Так неожиданно все переменилось. Я стал московским учителем.
И сейчас, через 32 года, я хочу уяснить, что именно произошло. Неверующий человек, конечно, все объяснит простым совпадением. Я, однако, твердо уверен, что это не было совпадением, как не были совпадениями десятки случаев мгновенного исполнения молитвы в моей жизни.
Что же было?
И здесь моя мысль обращается к той, Которую наш великий соотечественник назвал «Теплой заступницей мира холодного».

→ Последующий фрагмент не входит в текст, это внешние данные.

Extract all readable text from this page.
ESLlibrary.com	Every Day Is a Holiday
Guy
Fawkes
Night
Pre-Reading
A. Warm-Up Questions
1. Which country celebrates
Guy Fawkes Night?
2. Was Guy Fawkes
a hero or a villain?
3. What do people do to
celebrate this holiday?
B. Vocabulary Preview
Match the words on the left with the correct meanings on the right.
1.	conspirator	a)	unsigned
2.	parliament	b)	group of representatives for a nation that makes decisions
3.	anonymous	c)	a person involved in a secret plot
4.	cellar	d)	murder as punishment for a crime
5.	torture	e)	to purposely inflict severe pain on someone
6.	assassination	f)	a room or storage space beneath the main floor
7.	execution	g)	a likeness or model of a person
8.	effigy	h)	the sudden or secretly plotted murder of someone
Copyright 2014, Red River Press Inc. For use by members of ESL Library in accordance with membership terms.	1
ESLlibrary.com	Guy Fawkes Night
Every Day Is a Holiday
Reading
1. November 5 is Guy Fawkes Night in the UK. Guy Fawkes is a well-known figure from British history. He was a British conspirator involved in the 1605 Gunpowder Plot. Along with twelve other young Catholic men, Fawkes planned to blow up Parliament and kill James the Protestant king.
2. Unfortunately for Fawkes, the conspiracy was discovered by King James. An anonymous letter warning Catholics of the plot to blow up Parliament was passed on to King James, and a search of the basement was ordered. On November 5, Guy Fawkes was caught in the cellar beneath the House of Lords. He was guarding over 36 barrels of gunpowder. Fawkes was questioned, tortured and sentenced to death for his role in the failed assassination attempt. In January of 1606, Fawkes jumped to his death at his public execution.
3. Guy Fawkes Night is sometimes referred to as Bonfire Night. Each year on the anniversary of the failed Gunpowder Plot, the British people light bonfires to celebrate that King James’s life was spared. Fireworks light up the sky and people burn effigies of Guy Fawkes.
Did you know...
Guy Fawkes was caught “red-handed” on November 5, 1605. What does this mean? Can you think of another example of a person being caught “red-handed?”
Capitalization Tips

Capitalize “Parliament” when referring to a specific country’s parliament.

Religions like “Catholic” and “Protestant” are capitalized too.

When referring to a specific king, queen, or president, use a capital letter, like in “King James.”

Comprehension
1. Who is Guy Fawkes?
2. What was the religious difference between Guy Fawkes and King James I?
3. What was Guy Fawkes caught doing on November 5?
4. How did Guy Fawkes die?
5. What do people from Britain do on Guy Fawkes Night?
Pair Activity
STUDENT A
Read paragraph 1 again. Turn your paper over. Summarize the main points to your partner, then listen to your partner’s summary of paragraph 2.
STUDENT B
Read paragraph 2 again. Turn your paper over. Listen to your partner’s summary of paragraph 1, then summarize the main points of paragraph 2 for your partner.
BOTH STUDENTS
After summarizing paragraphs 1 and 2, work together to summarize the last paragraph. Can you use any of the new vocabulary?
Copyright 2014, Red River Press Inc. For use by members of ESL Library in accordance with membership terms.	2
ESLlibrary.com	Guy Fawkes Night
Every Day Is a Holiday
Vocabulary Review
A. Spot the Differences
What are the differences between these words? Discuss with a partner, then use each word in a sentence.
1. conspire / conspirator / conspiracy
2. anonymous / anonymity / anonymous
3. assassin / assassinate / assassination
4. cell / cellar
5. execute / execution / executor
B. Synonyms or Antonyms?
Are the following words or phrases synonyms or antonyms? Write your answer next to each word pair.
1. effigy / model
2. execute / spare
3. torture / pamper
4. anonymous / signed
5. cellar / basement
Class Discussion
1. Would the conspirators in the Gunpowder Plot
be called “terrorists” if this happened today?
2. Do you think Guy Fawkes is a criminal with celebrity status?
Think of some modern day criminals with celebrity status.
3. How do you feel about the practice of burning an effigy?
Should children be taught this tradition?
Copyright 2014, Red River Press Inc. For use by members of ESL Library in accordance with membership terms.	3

И здесь наступает то, что я хотел бы назвать психологической проверкой догмата о почитании Божией Матери. Никогда и нигде я не посмел бы даже помыслить о том, чтоб так дерзновенно, с такой непосредственностью и с таким порывом обратиться к Богу, к Христу. Но Матерь Божия, которая была для меня с детства хранительницей, покровительницей. Матерью, — была для меня близкой, родной, которая все поймет и все простит. И не отвергнет, не отринет. И к ней я обращался с такой горячей верой и говорил: «Сейчас же, сегодня же помоги». И говорил с горячим убеждением, что услышит и исполнит тотчас, в этот самый день.
И услышала, и исполнила тотчас, в этот самый день.
Глава восьмая
Человеческая комедия (Послевоенная Москва)
И началась моя московская жизнь.
Продолжалась она четыре года (до моего ареста 8 июня 1949 года), и за это время я узнал много, очень много.
Я был всего лишь простым учителем в старших классах. Платили нам гроши, поэтому приходилось работать сразу в нескольких школах, заниматься частными уроками.
Как будто все просто и однообразно. Но нет. Москва представляла из себя столь пеструю и разноцветную ткань, что каждый день, каждый час, каждую минуту вспоминался Бальзак и его знаменитый термин: «Человеческая комедия».
Прежде всего, Москва открывалась своими глубокими, тщательно скрытыми социальными контрастами.